It has been 8 days since the narcissist tried to contact me. I have removed them from my social media and have no plans to answer any texts from them. I know that since they live close by and relatively associated thru family friends etc, I will run into them from time to time and I will just have to deal with it at that time.
But I feel good that I am slowly learning, thru study, the terms for the treatment I have received thru the years of knowing them and trying to befriend them.
They know no emotion such as remorse or empathy for anyone.

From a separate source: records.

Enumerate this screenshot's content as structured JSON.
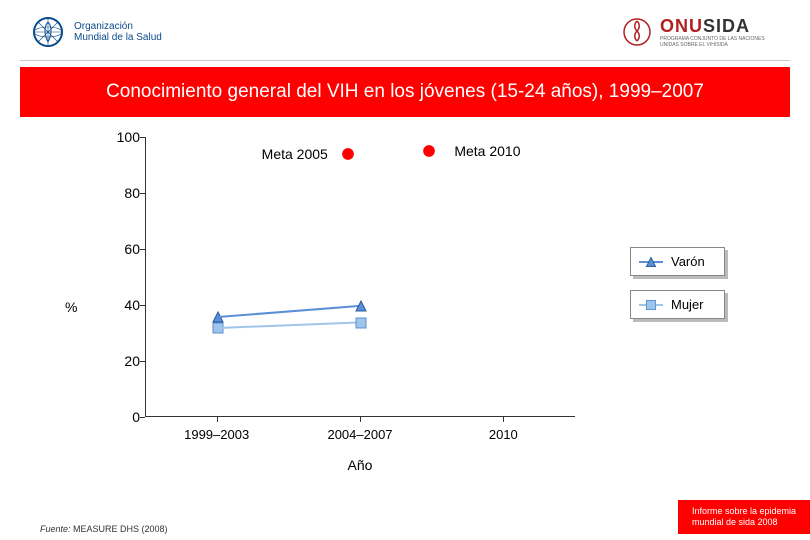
{
  "header": {
    "who_text_line1": "Organización",
    "who_text_line2": "Mundial de la Salud",
    "unaids_label": "ONUSIDA",
    "unaids_sub": "PROGRAMA CONJUNTO DE LAS NACIONES UNIDAS SOBRE EL VIH/SIDA"
  },
  "title": "Conocimiento general del VIH en los jóvenes (15-24 años), 1999–2007",
  "chart": {
    "type": "line",
    "ylabel": "%",
    "xlabel": "Año",
    "ylim": [
      0,
      100
    ],
    "ytick_step": 20,
    "yticks": [
      0,
      20,
      40,
      60,
      80,
      100
    ],
    "x_categories": [
      "1999–2003",
      "2004–2007",
      "2010"
    ],
    "series": [
      {
        "name": "Varón",
        "color": "#5a8fd6",
        "marker": "triangle",
        "data": [
          36,
          40,
          null
        ]
      },
      {
        "name": "Mujer",
        "color": "#9fc5e8",
        "marker": "square",
        "data": [
          32,
          34,
          null
        ]
      }
    ],
    "annotations": [
      {
        "label": "Meta 2005",
        "x_index": 0,
        "dx": 44,
        "y": 94,
        "marker_color": "#ff0000",
        "marker_dx": 130
      },
      {
        "label": "Meta 2010",
        "x_index": 2,
        "dx": -50,
        "y": 95,
        "marker_color": "#ff0000",
        "marker_dx": -75
      }
    ],
    "legend_position": "right",
    "background_color": "#ffffff",
    "axis_color": "#333333",
    "tick_fontsize": 14,
    "label_fontsize": 14
  },
  "source_prefix": "Fuente:",
  "source_text": " MEASURE DHS (2008)",
  "footer_badge_line1": "Informe sobre la epidemia",
  "footer_badge_line2": "mundial de sida 2008",
  "colors": {
    "title_bg": "#ff0000",
    "title_fg": "#ffffff",
    "who_blue": "#0b4a8c"
  }
}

They are like an animal searching for prey. Well, no, that isnt true really because an animal instinct is just to eat for survival. A Narcissist instinct is to eat away at the soul and psyche of the supply until they have nothing left.
The thing they didnt take from me was the love and support of my real friends and my spouse who supports me thru all.
They didnt take away my sympathy and empathy and longing to be good to others.
And they didnt get from me any more fuel to keep them going.
I feel extremely sorry for anyone in this persons life, family, friends, etc who has to take it from me.
In better news, I FINALLY found a good pair of walking shoes.
After trying Brooks, Asics and a pair of New Balance fresh foam, I went back to the basic NB just like the last pair I bought.
I found good support and comfort, good spring and a good feel to these shoes and the only reason I needed to replace my last pair was because I stepped on some type of tar or cement that stuck to the shoe and when it was taken off it wore the tread off the toe of the shoe, not only wearing a hole thru the bottom but making it slick on surfaces.
But I am happy with my new pair and cant wait for the rain to finally leave Ky so that I can actually try them at the track.